פוסט זה זמין גם ב: עברית

Guest Skeptic: Dr. Garreth Debiegun is an emergency physician at Maine Medical Center in Portland, ME and clinical assistant professor with Tufts University School of Medicine. He also works at an urgent care and a rural critical access hospital. Garreth is interested in wilderness medicine and is the co-director of the wilderness medicine clerkship at Maine Med, and the medical director for Saddleback Ski Patrol and for Maine Region NSP. At work Garreth imagines himself as a student of evidence-based medicine trying to provide the best care based on the best evidence.

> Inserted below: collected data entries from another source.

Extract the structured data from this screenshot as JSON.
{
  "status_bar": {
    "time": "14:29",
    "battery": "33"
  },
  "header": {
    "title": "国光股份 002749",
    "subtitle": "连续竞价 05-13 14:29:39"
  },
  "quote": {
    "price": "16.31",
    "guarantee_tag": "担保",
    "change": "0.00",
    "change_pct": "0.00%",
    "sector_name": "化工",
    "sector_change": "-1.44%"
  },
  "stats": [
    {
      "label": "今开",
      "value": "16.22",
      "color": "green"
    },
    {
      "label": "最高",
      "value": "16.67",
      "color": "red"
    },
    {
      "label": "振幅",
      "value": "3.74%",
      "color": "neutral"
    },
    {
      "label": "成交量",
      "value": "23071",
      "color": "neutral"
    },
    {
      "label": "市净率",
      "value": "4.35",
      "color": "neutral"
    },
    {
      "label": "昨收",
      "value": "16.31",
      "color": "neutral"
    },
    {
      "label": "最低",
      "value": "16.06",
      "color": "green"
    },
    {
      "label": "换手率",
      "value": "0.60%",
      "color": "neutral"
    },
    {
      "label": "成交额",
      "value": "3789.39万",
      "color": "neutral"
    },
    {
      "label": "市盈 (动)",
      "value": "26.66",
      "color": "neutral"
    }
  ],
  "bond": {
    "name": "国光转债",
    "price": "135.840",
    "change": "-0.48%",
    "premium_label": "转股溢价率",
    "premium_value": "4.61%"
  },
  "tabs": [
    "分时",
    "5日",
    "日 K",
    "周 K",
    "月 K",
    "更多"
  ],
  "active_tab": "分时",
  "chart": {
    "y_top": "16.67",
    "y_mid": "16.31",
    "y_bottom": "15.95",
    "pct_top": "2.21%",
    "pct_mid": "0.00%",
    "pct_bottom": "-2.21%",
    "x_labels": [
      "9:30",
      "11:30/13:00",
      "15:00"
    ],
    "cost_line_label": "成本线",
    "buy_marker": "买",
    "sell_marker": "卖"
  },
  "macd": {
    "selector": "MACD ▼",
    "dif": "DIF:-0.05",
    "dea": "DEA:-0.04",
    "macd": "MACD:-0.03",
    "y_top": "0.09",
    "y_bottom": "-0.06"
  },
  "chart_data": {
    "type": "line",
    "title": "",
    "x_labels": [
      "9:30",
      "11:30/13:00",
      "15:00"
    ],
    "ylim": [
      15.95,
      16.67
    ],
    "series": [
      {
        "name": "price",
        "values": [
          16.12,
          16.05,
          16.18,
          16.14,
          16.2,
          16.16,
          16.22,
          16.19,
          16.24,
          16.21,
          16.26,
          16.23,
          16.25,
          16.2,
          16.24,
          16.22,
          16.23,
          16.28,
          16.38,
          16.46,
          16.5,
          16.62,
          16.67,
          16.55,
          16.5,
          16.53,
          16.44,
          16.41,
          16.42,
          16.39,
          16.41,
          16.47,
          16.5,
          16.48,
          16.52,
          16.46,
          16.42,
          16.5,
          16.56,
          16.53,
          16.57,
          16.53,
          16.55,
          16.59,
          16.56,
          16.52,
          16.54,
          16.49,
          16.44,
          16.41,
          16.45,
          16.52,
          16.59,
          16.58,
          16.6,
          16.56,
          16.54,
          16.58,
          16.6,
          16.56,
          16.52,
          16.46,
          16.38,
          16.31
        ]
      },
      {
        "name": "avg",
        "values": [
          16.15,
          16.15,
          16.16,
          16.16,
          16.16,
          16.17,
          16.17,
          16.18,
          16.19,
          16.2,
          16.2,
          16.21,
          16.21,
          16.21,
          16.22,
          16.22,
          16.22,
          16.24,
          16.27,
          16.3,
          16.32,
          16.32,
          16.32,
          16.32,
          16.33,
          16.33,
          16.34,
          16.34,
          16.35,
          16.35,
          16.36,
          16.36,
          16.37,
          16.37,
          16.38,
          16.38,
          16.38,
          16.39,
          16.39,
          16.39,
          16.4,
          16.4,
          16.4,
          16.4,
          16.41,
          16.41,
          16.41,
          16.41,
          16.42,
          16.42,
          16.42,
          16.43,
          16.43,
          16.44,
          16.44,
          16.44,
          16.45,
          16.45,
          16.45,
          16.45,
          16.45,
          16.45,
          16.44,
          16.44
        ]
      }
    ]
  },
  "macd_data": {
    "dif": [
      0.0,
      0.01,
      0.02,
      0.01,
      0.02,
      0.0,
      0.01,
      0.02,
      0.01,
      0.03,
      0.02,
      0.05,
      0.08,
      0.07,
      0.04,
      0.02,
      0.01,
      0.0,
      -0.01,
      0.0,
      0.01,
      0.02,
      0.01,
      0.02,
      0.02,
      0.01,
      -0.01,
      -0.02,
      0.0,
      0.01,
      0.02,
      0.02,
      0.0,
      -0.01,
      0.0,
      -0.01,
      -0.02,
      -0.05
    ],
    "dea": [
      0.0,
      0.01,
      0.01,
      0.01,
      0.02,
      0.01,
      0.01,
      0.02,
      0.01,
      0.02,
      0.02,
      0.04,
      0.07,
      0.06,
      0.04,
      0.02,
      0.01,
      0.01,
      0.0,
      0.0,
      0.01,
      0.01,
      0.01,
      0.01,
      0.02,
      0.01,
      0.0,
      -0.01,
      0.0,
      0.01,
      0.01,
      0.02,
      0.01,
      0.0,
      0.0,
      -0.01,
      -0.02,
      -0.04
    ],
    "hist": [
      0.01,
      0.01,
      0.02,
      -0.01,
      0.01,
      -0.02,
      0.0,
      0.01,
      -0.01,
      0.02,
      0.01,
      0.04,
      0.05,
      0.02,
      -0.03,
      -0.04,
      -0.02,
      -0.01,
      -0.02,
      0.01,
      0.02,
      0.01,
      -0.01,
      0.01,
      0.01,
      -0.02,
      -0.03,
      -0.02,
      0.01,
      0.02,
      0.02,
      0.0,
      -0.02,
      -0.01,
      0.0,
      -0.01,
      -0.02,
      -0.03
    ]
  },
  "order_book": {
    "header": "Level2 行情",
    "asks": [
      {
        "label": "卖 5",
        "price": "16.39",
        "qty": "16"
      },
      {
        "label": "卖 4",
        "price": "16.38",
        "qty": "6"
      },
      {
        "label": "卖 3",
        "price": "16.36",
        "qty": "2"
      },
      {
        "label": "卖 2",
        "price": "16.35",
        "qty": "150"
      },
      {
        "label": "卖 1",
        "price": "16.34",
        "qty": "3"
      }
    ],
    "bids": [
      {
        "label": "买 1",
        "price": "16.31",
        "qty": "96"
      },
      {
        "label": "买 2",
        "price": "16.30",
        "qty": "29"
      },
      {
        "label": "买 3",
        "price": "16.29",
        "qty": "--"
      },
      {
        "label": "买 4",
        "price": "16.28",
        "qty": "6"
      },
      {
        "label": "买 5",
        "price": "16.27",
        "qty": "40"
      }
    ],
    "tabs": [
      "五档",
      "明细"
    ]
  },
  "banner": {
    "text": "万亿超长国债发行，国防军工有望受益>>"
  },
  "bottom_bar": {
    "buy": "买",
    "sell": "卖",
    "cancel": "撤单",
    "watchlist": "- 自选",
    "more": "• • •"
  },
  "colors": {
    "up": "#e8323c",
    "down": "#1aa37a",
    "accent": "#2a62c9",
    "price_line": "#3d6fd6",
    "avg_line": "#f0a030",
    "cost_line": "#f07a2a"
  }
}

  • Suzuki et al. Effect of Mechanical Thrombectomy Without vs With Intravenous Thrombolysis on Functional Outcome Among Patients With Acute Ischemic Stroke: The SKIP Randomized Clinical Trial. JAMA 2021
  • Zi et al. Effect of Endovascular Treatment Alone vs Intravenous Alteplase Plus Endovascular Treatment on Functional Independence in Patients With Acute Ischemic Stroke: The DEVT Randomized Clinical Trial. JAMA 2021

CaseA 74-year-old woman presents to your emergency department with 1.5 hours of right-sided weakness, aphasia, and neglect. On rapid bedside assessment you calculate the National Institute of Health Stroke Score/Scale (NIHSS) of 11 and a Field Assessment for Stroke Triage for Emergency Destination (FAST-ED) score of 7; you suspect a large vessel occlusion (LVO) based on the high NIHSS and FAST-ED score >3. A non-contrast CT shows no evidence of intracranial hemorrhage. A CT angiogram plus CT perfusion demonstrate a clot in the left proximal middle cerebral artery (MCA) with a small infarcted area and a large penumbra. Based on your institution’s current guidelines, the patient is a candidate for endovascular therapy, but they are also within the current window for the administration of thrombolytics. You wonder if you gotta be starting something?  Specifically, you wonder if you should give the thrombolytics while waiting for your neurointerventional/endovascular team?

Background: Management of acute ischemic stroke has been discussed on the SGEM ever since this knowledge translation project was launched in 2012. My position remains that there is uncertainty as to whether tPA provides a patient-oriented outcome and this was summarized in the downgrading of the NNT recommendation to “yellow” with Dr. Justin Morgenstern from First10EM.

The world of stroke management has changed in the last few years the more robust evidence to support endovascular therapy (EVT) for large vessel occlusion (LVO) strokes. The tipping point came with the publication of MR. CLEAN in 2015. It was a multicenter, randomized, unblinded trial of patients with an LVO stroke in the anterior circulation treated in less than six hours after onset of symptoms. The primary outcome was good neurologic function defined as a modified Rankin Scale (mRS) score of 0-2 at 90 days. The trial included 500 patients and reported an absolute risk reduction of 14% (33% EVT vs 19% control) with a NNT of 7.